Effective cybersecurity awareness training is another essential action that organizations can take to keep corporate users safe on the network. Teach employees to identify phishing, ransomware, social engineering, and other threats to keep information and accounts secure and mitigate the risk of a breach. For instance, attackers collect email addresses and strategically craft phishing emails that contain malicious links. Train employees to avoid clicking on unsolicited links and pop ups — especially on social media or from unknown sources — and to proactively report security suspected incidents. Additionally, restrict employees’ access to only the data and systems those individuals need to do their jobs. This limits the attack surface and can reduce damage and incident remediation costs should a breach occur.
Also important is reducing third-party risk by understanding vendors’ security posture. Evaluate suppliers and vendors before engaging them as part of the contract and throughout the relationship. Ask questions to identify their potential exposure areas, technical controls to data and systems, network segmentation practices and authentication tools used. After determining cybersecurity practices and enforcement capabilities a baseline can then be set for continuous partner monitoring, protecting sensitive data from unauthorized access that might result from gaps in extended parties’ and partners’ security infrastructure or from networks.

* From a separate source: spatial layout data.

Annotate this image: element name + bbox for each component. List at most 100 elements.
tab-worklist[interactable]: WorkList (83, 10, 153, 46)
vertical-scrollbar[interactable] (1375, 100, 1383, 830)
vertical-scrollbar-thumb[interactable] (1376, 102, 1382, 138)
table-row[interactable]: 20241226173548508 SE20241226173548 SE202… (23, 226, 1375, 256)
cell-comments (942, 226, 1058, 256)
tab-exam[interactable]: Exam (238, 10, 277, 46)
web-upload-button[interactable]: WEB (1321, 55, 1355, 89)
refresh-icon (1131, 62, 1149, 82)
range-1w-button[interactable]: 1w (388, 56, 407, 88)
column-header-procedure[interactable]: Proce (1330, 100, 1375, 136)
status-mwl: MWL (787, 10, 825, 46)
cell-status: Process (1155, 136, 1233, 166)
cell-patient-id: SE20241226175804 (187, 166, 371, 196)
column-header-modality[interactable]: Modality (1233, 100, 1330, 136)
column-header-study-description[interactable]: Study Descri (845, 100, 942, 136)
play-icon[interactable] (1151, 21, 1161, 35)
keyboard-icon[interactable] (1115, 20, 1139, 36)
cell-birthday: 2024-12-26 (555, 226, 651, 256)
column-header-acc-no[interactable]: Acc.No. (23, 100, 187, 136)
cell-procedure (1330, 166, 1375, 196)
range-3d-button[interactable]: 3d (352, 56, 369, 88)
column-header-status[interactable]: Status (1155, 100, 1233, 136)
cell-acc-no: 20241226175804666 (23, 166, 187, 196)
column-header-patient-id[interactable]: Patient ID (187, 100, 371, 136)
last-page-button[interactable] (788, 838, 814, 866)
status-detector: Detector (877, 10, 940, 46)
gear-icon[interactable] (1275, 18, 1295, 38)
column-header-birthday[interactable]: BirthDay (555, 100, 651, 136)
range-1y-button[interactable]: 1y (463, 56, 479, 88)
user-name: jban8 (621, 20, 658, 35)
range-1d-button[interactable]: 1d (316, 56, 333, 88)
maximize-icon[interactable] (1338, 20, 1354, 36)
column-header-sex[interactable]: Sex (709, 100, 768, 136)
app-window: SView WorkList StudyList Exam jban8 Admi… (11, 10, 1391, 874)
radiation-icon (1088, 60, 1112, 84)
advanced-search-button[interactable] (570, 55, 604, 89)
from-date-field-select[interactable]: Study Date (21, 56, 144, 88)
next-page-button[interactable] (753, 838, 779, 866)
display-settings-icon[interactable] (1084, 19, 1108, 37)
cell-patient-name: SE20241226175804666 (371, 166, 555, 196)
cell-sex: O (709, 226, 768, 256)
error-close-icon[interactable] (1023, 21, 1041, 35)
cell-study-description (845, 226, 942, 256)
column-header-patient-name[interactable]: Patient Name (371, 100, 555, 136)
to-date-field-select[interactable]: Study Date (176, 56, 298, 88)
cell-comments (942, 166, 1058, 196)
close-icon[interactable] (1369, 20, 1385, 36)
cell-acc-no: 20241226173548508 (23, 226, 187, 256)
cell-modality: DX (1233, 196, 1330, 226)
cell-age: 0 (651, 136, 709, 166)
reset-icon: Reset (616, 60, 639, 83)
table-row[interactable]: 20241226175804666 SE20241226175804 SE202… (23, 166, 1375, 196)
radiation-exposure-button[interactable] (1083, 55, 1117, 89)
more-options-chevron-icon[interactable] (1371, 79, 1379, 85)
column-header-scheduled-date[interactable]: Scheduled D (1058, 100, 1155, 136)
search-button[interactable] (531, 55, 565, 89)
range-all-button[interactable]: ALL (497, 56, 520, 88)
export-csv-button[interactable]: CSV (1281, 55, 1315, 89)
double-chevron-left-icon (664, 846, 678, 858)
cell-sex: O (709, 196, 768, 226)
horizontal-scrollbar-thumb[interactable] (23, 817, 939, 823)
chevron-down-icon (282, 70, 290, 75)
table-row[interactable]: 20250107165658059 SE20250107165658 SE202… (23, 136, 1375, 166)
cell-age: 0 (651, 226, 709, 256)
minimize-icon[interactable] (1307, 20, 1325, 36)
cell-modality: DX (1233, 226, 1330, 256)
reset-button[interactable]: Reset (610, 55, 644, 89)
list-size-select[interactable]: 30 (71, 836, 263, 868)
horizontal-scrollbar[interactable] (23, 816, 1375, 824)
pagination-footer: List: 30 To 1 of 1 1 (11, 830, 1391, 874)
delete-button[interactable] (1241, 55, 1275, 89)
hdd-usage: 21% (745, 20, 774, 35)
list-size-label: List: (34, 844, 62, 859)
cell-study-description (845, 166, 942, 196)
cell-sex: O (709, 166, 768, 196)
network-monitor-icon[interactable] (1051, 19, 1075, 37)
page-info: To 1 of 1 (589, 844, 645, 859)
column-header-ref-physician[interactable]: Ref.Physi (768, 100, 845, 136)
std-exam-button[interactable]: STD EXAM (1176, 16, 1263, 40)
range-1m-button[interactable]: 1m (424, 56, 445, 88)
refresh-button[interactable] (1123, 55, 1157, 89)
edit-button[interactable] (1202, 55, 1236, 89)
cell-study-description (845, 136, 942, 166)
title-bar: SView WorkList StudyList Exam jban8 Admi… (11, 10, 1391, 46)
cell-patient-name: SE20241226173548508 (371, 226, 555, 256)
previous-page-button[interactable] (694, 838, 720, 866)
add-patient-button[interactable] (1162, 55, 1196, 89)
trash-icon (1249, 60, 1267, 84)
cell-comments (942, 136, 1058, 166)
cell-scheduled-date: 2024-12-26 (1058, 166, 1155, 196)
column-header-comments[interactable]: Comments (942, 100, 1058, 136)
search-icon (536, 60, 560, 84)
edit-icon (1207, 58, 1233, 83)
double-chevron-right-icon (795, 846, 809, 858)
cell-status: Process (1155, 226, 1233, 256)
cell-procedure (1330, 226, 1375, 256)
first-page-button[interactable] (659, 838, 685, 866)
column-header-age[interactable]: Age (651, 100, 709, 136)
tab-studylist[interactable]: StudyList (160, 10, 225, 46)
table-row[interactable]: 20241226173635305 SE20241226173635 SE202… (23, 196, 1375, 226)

Like organizations everywhere, the energy sector is beset on all sides by a catalog of ever-evolving cyber threats and threat actors trying to gain access to their networks, each with the potential to expose ultra-sensitive data or bring critical infrastructure to a halt. While there’s no way to guarantee 100 percent safety from malicious threats or compromise, a strategic and holistic security approach is the only way to safeguard against them. By keeping informed of the latest security threats and maintaining visibility into their own and third parties’ infosecurity infrastructure along with maintaining a proactive cyber defense and a strong culture of cybersecurity awareness, organizations in the energy industry can prevent an attack from becoming a crisis.